In the first game after Mourinho’s sacking, certain Chelsea players were booed by the large majority of the home crowd at the Bridge with one banner reading ‘The Three Rats: Hazard, Costa, Fabregas’. Hazard wasn’t fit enough to play that game against Sunderland but both Costa and Fabregas were booed when they were substituted during the win. With Guus Hiddink put in interim charge, Chelsea’s performances improved and Hazard, Costa and Fabregas started playing to their best once more. When it came down to the value of the players against the value of the club’s most successful manager, there was only going to be one outcome.

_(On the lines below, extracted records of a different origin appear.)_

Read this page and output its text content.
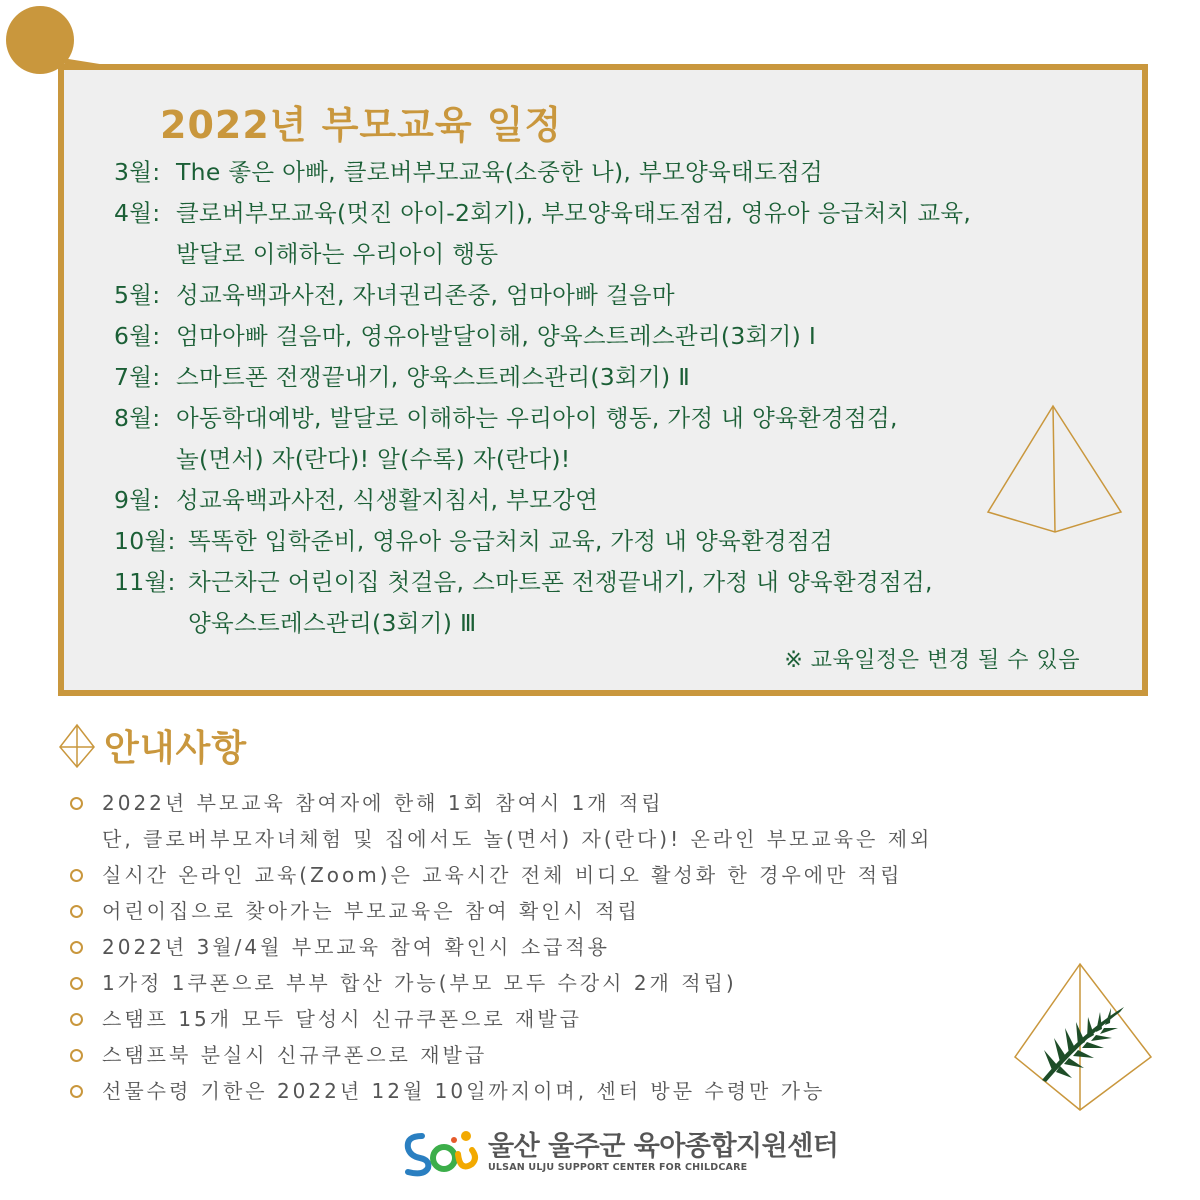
2022년 부모교육 일정
3월: The 좋은 아빠, 클로버부모교육(소중한 나), 부모양육태도점검
4월: 클로버부모교육(멋진 아이-2회기), 부모양육태도점검, 영유아 응급처치 교육,
발달로 이해하는 우리아이 행동
5월: 성교육백과사전, 자녀권리존중, 엄마아빠 걸음마
6월: 엄마아빠 걸음마, 영유아발달이해, 양육스트레스관리(3회기) Ⅰ
7월: 스마트폰 전쟁끝내기, 양육스트레스관리(3회기) Ⅱ
8월: 아동학대예방, 발달로 이해하는 우리아이 행동, 가정 내 양육환경점검,
놀(면서) 자(란다)! 알(수록) 자(란다)!
9월: 성교육백과사전, 식생활지침서, 부모강연
10월: 똑똑한 입학준비, 영유아 응급처치 교육, 가정 내 양육환경점검
11월: 차근차근 어린이집 첫걸음, 스마트폰 전쟁끝내기, 가정 내 양육환경점검,
양육스트레스관리(3회기) Ⅲ
※ 교육일정은 변경 될 수 있음
안내사항
2022년 부모교육 참여자에 한해 1회 참여시 1개 적립
단, 클로버부모자녀체험 및 집에서도 놀(면서) 자(란다)! 온라인 부모교육은 제외
실시간 온라인 교육(Zoom)은 교육시간 전체 비디오 활성화 한 경우에만 적립
어린이집으로 찾아가는 부모교육은 참여 확인시 적립
2022년 3월/4월 부모교육 참여 확인시 소급적용
1가정 1쿠폰으로 부부 합산 가능(부모 모두 수강시 2개 적립)
스탬프 15개 모두 달성시 신규쿠폰으로 재발급
스탬프북 분실시 신규쿠폰으로 재발급
선물수령 기한은 2022년 12월 10일까지이며, 센터 방문 수령만 가능
울산 울주군 육아종합지원센터
ULSAN ULJU SUPPORT CENTER FOR CHILDCARE
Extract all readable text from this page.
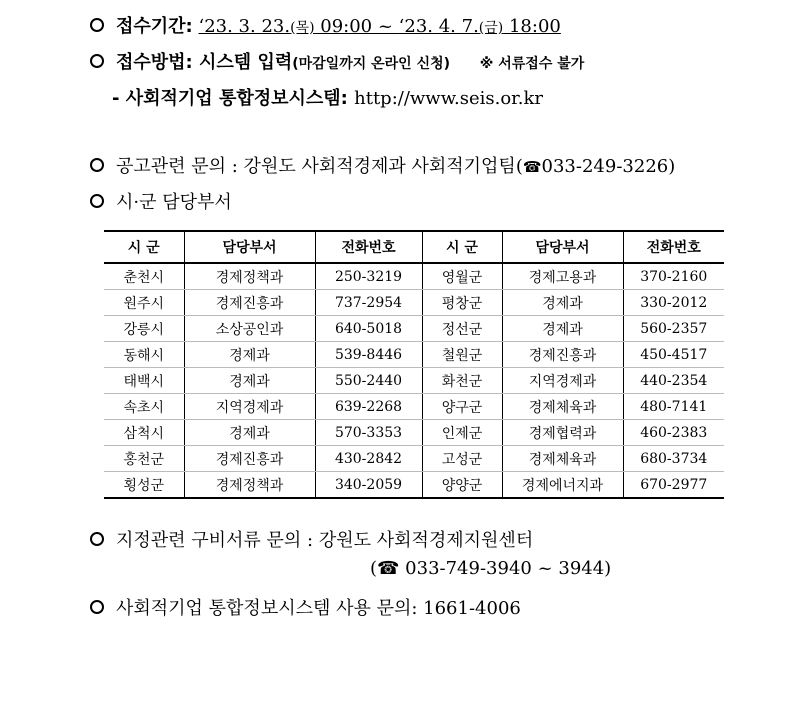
접수기간: ‘23. 3. 23.(목) 09:00 ~ ‘23. 4. 7.(금) 18:00
접수방법: 시스템 입력(마감일까지 온라인 신청) ※ 서류접수 불가
- 사회적기업 통합정보시스템: http://www.seis.or.kr
공고관련 문의 : 강원도 사회적경제과 사회적기업팀(☎033-249-3226)
시·군 담당부서
시 군	담당부서	전화번호	시 군	담당부서	전화번호
춘천시	경제정책과	250-3219	영월군	경제고용과	370-2160
원주시	경제진흥과	737-2954	평창군	경제과	330-2012
강릉시	소상공인과	640-5018	정선군	경제과	560-2357
동해시	경제과	539-8446	철원군	경제진흥과	450-4517
태백시	경제과	550-2440	화천군	지역경제과	440-2354
속초시	지역경제과	639-2268	양구군	경제체육과	480-7141
삼척시	경제과	570-3353	인제군	경제협력과	460-2383
홍천군	경제진흥과	430-2842	고성군	경제체육과	680-3734
횡성군	경제정책과	340-2059	양양군	경제에너지과	670-2977
지정관련 구비서류 문의 : 강원도 사회적경제지원센터
(☎ 033-749-3940 ~ 3944)
사회적기업 통합정보시스템 사용 문의: 1661-4006
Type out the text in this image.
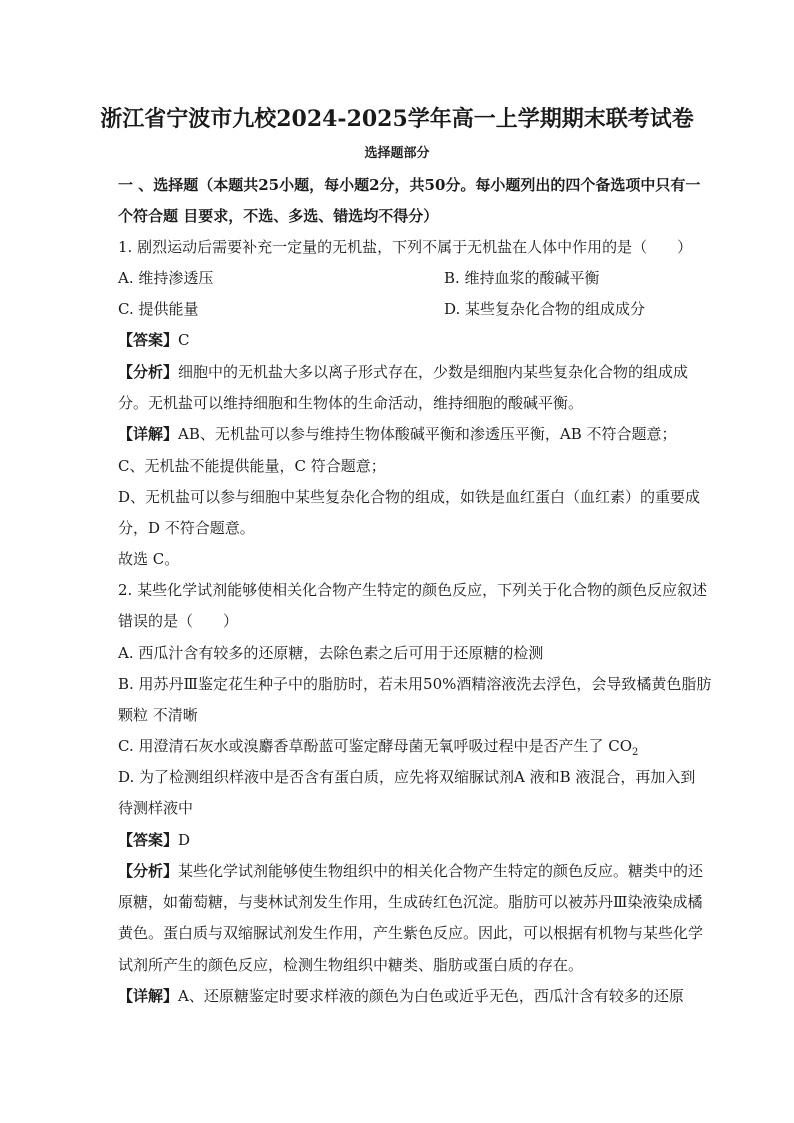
浙江省宁波市九校2024-2025学年高一上学期期末联考试卷
选择题部分
一 、选择题（本题共25小题，每小题2分，共50分。每小题列出的四个备选项中只有一
个符合题 目要求，不选、多选、错选均不得分）
1. 剧烈运动后需要补充一定量的无机盐，下列不属于无机盐在人体中作用的是（　　）
A. 维持渗透压	B. 维持血浆的酸碱平衡
C. 提供能量	D. 某些复杂化合物的组成成分
【答案】C
【分析】细胞中的无机盐大多以离子形式存在，少数是细胞内某些复杂化合物的组成成
分。无机盐可以维持细胞和生物体的生命活动，维持细胞的酸碱平衡。
【详解】AB、无机盐可以参与维持生物体酸碱平衡和渗透压平衡，AB 不符合题意；
C、无机盐不能提供能量，C 符合题意；
D、无机盐可以参与细胞中某些复杂化合物的组成，如铁是血红蛋白（血红素）的重要成
分，D 不符合题意。
故选 C。
2. 某些化学试剂能够使相关化合物产生特定的颜色反应，下列关于化合物的颜色反应叙述
错误的是（　　）
A. 西瓜汁含有较多的还原糖，去除色素之后可用于还原糖的检测
B. 用苏丹Ⅲ鉴定花生种子中的脂肪时，若未用50%酒精溶液洗去浮色，会导致橘黄色脂肪
颗粒 不清晰
C. 用澄清石灰水或溴麝香草酚蓝可鉴定酵母菌无氧呼吸过程中是否产生了 $CO_2$
D. 为了检测组织样液中是否含有蛋白质，应先将双缩脲试剂A 液和B 液混合，再加入到
待测样液中
【答案】D
【分析】某些化学试剂能够使生物组织中的相关化合物产生特定的颜色反应。糖类中的还
原糖，如葡萄糖，与斐林试剂发生作用，生成砖红色沉淀。脂肪可以被苏丹Ⅲ染液染成橘
黄色。蛋白质与双缩脲试剂发生作用，产生紫色反应。因此，可以根据有机物与某些化学
试剂所产生的颜色反应，检测生物组织中糖类、脂肪或蛋白质的存在。
【详解】A、还原糖鉴定时要求样液的颜色为白色或近乎无色，西瓜汁含有较多的还原
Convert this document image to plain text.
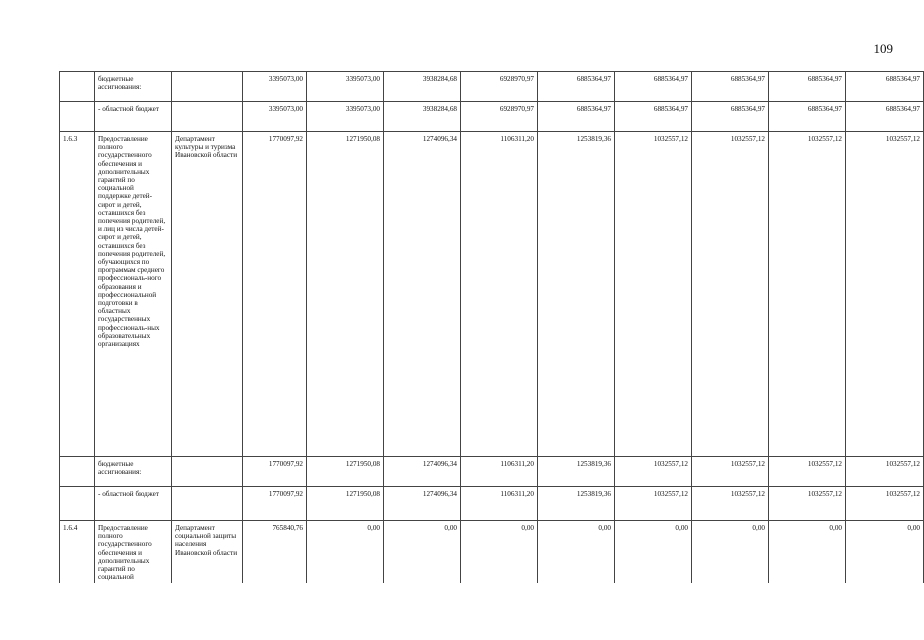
109
	бюджетные ассигнования:		3395073,00	3395073,00	3938284,68	6928970,97	6885364,97	6885364,97	6885364,97	6885364,97	6885364,97
	- областной бюджет		3395073,00	3395073,00	3938284,68	6928970,97	6885364,97	6885364,97	6885364,97	6885364,97	6885364,97
1.6.3	Предоставление полного государственного обеспечения и дополнительных гарантий по социальной поддержке детей-сирот и детей, оставшихся без попечения родителей, и лиц из числа детей-сирот и детей, оставшихся без попечения родителей, обучающихся по программам среднего профессиональ-ного образования и профессиональной подготовки в областных государственных профессиональ-ных образовательных организациях	Департамент культуры и туризма Ивановской области	1770097,92	1271950,08	1274096,34	1106311,20	1253819,36	1032557,12	1032557,12	1032557,12	1032557,12
	бюджетные ассигнования:		1770097,92	1271950,08	1274096,34	1106311,20	1253819,36	1032557,12	1032557,12	1032557,12	1032557,12
	- областной бюджет		1770097,92	1271950,08	1274096,34	1106311,20	1253819,36	1032557,12	1032557,12	1032557,12	1032557,12
1.6.4	Предоставление полного государственного обеспечения и дополнительных гарантий по социальной	Департамент социальной защиты населения Ивановской области	765840,76	0,00	0,00	0,00	0,00	0,00	0,00	0,00	0,00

Antonio Conte brought tougher training methods and a less attractive style of play upon his arrival the next summer. After a couple of recruits, things seemed to be going well as the Blues won the league title for the second time in three seasons. Reports emerged during the season that Conte had fallen out with Diego Costa when the striker was absent from the Chelsea squad that won at Leicester in January. However, unlike Mourinho, Conte seemed to have the situation under control and Costa played a key role in the final months of the season.
But things started to unravel with that fateful text message from Conte to Costa. When standards dropped during yet another poor title defence, the players and fans started to grow impatient with Conte’s conservative style of play with the Italian often opting to play without a recognised striker. Despite an FA Cup triumph, Conte was relieved of his duties at the end of the season as player power struck again. In the last week, Willian, who had previously blocked Conte from a picture on social media, came out and said that he would’ve left if Conte had stayed.
You have to imagine that would’ve also been the case for Eden Hazard, who seemed to become increasingly frustrated by Conte’s defensive approach. Upon Maurizio Sarri’s arrival, Thibaut Courtois failed to turn up to training and forced a move to Real Madrid. The fans’ negative reaction to the Belgian keeper, as well as the uproar against some of the club’s best players in the past, proves that the Stamford Bridge faithful have certain expectations of their players and hold loyalty highly.
Chelsea never to seem to be far from a crisis and that’s mainly down to the instability of the dressing room. Managers have paid the price for failing to control the egos of some of the biggest players but when each new manager seems to bring success, why change your ways?